Lesson learned here is to prefer lerp, slerp and smoothstep functionality in the future. Sure, it’s slightly more hassle but you’ll completely steer clear of these sort of issues.

The Puzzle Manager

Learning from the technical aspects of implementing puzzles and level events in CoBots, I was determined to come up with a solution for implementing the puzzles that generally would be easier to work with. The system had to fulfill the following requirements:

  • Easy to visualize
    Quickly being able to grasp how things are tied together saves a lot of time in the long run and makes it a lot easier for someone else other than the initial author to grasp the system
  • Easily interchangeable prefabs
    When working in a team on a project of this scope and on this timescale, rapid iteration is key.

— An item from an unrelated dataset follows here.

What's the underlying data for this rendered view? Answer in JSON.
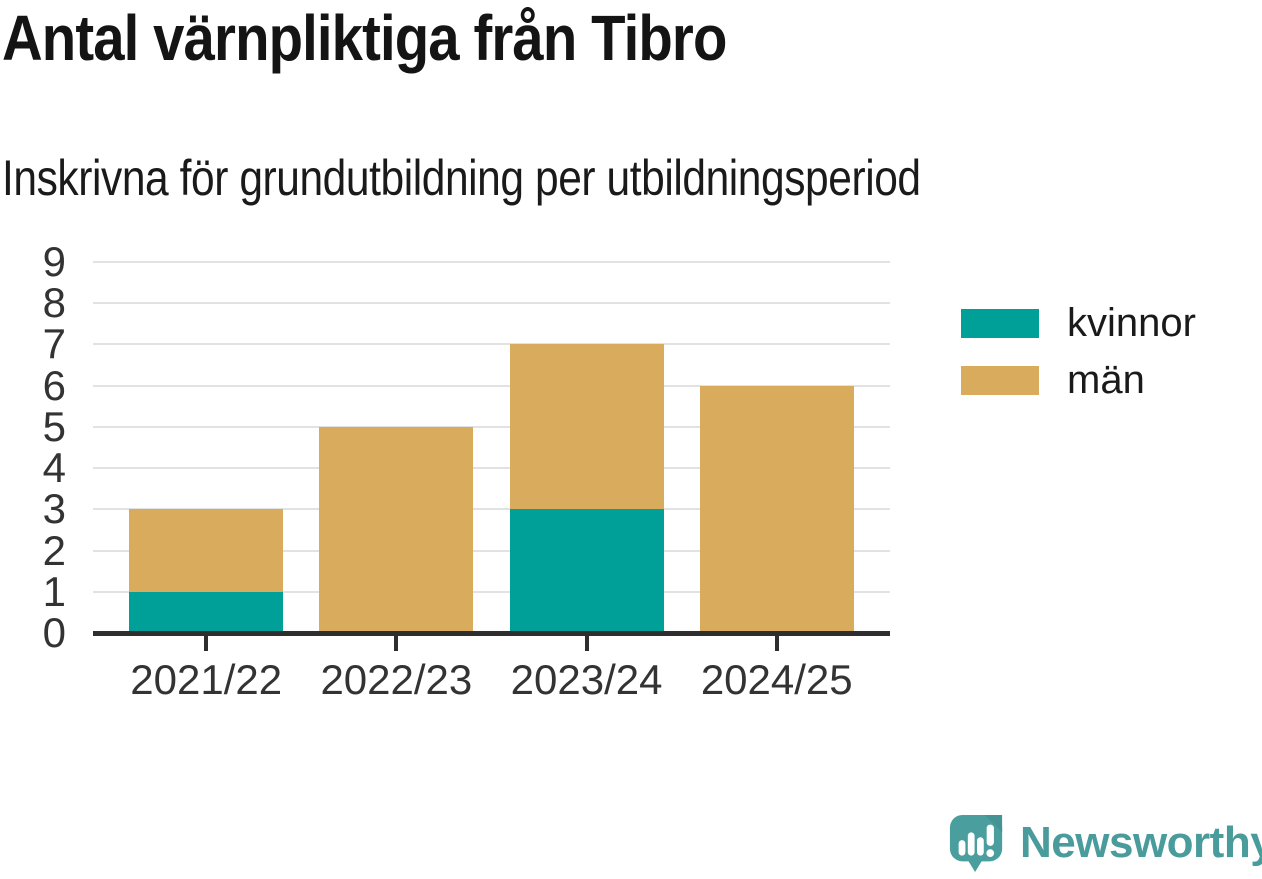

You should take this into consideration and design your tools to allow for it. Being able to easily switch out an entire object does just that.
  • Self contained and environment-unaware prefabs
    What does that even mean? It ties into the point above, for the different puzzle components/prefabs to be easily interchangeable the different instances can’t be very specialized as it would force you to do a whole bunch of setup whenever you want to switch something out. It also mean that the prefabs themselves should not concern themselves with anything outside their own hierarchy.
  • Keep serialized references to a minimum
    This further ties into the “interchangeable prefabs” point, to make that process as simple as possible, it’s easier if the references to a object is kept to a minimum. Also, Unity inspector object references is more or less an accident waiting to happen, something will happen which will magically break the reference connection for no apparent reason.

After giving it some thought and while taking all of the requirements above into consideration, the puzzle system that I came up consists of these three parts:

  • PuzzleTrigger
    When activated, will send a predetermined event to the PuzzleManager. How it’s activated and what event is sent is determined by what sort of object it is. 
  • PuzzleManager
    Holds references to all of the PuzzleTriggers and PuzzleTargets. Will convey any events from PuzzleTrigger to all the registered PuzzleTargets.
  • PuzzleTarget
    Listens to and acts upon events set up in the editor.

The different events that can be sent across the ‘network’ is simply an enum, containing generic, common events (ON, MOVING, IDLE, etc).. One compromise had to be made when it comes to the PuzzleTarget, you choose per instance what event act as activation and/or deactivation. This is because you often would like several different things affecting the same object but do different things.

Here’s a simple example of using the system. The lever and the door does not know of each others existence, not even at run-time. The PuzzleManager holds all the references and makes sure the event triggered by pulling the lever reaches the door.


Here’s the most complex use-case we’ve got for the system so far. It centers around a rotating platform which can be moved by several different levers. Each lever corresponds to a different rotational state and depending on what state it’s in, different doors are open.


It’s actually somewhat more complex than that, the player needs to move a minecart across the platform so the PuzzleManagers also manages which pieces of rail are currently connected. It also disables all the levers while the platform is moving, re-enabling them once it stops moving.

With all the green and yellow lines, at a glance it looks rather confusing, but while working with it all makes sense and is still somewhat clear. Admittedly, this case is more complex than the system was designed for, so some improvements can certainly be made. For example, some objects could be grouped together under a common manager if they activate/deactivate under the same circumstances.

I’m quite happy with this system as it achieved all the goals we set and stayed well clear of problems we’ve had with setting up puzzles previously.